– Z taką eskalacją napięcia już dawno w Polsce nie mieliśmy do czynienia – tak rozpoczął swój program Jan Pospieszalski. Widzowie mieli pewnie dowiedzieć się, że KOD "podpala" Polskę, a organizatorzy marszów mogą doprowadzić do rozlewu krwi. Okazało się jednak, że to zdanie jedynie prowadzącego, bo nawet goście nie byli w stanie zgodzić się z tak postawioną tezą. – Jaka wojna? – pytali zdziwieni.
Jan Pospieszalski mówił jedno, a robił drugie. Teoretycznie, program miał dać odpowiedź czy i jak da się rozwiązać konflikt polityczny w Polsce. W rzeczywistości redaktor usiłował podgrzać emocje wokół KOD, stawiając marsze obywatelskie w złym świetle.

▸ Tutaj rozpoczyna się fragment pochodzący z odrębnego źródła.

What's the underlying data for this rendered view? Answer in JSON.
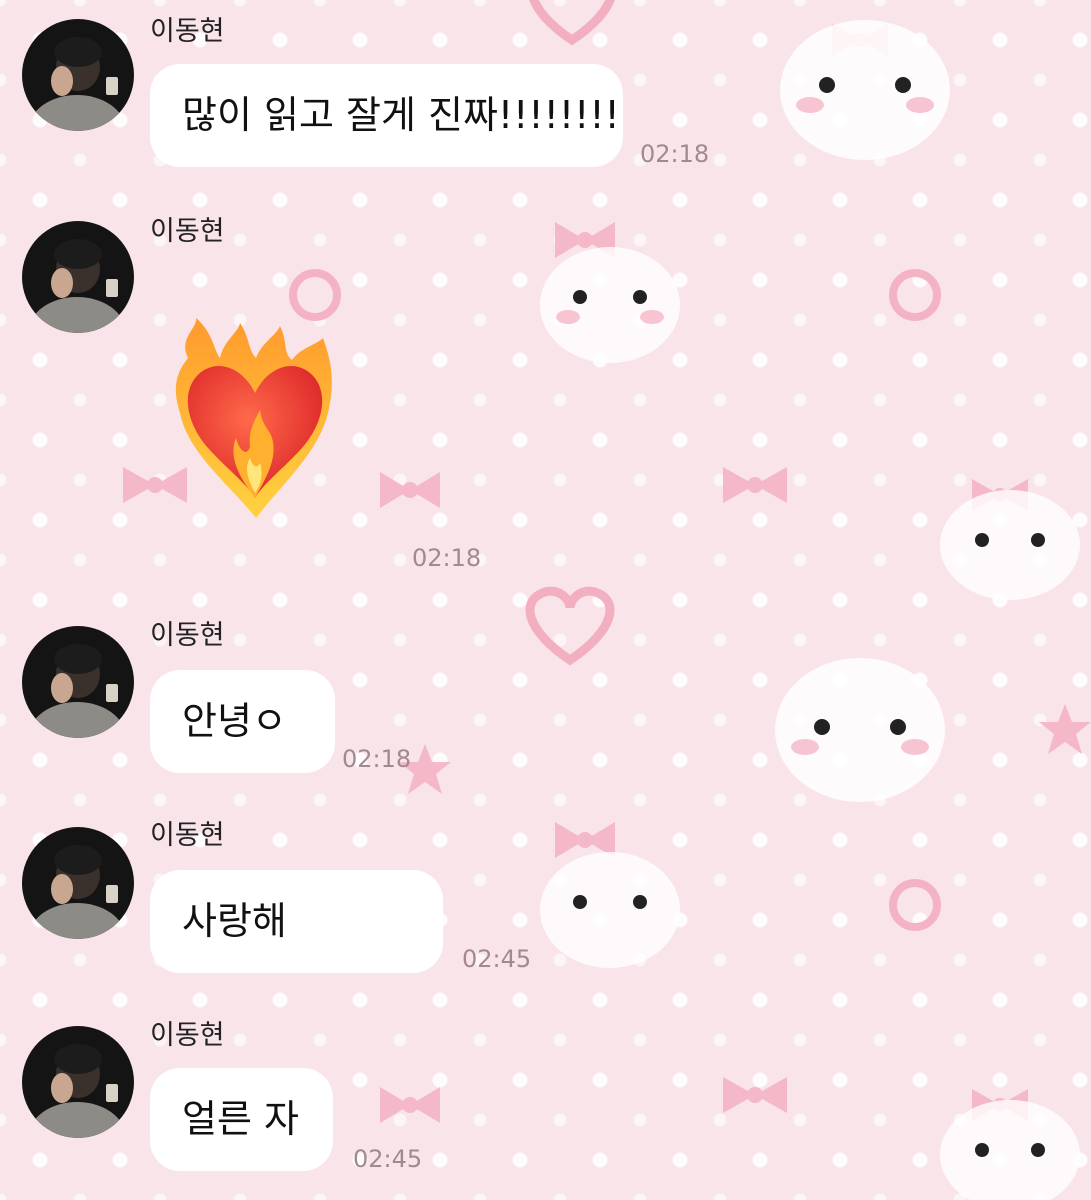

Mieli mu w tym pomóc "pewniacy", czyli goście, którzy z pewnością będą bronić "dobrej zmiany". Pospieszalski liczył, że powiedzą, jak bardzo niebezpieczne są działania Komitetu Obrony Demokracji. Ci pewniacy to Bronisław Wildstein (pisarz, publicysta tygodnika wSieci) oraz jeden z największych wrogów Lecha Wałęsy i dawny opozycjonista Krzysztof Wyszkowski.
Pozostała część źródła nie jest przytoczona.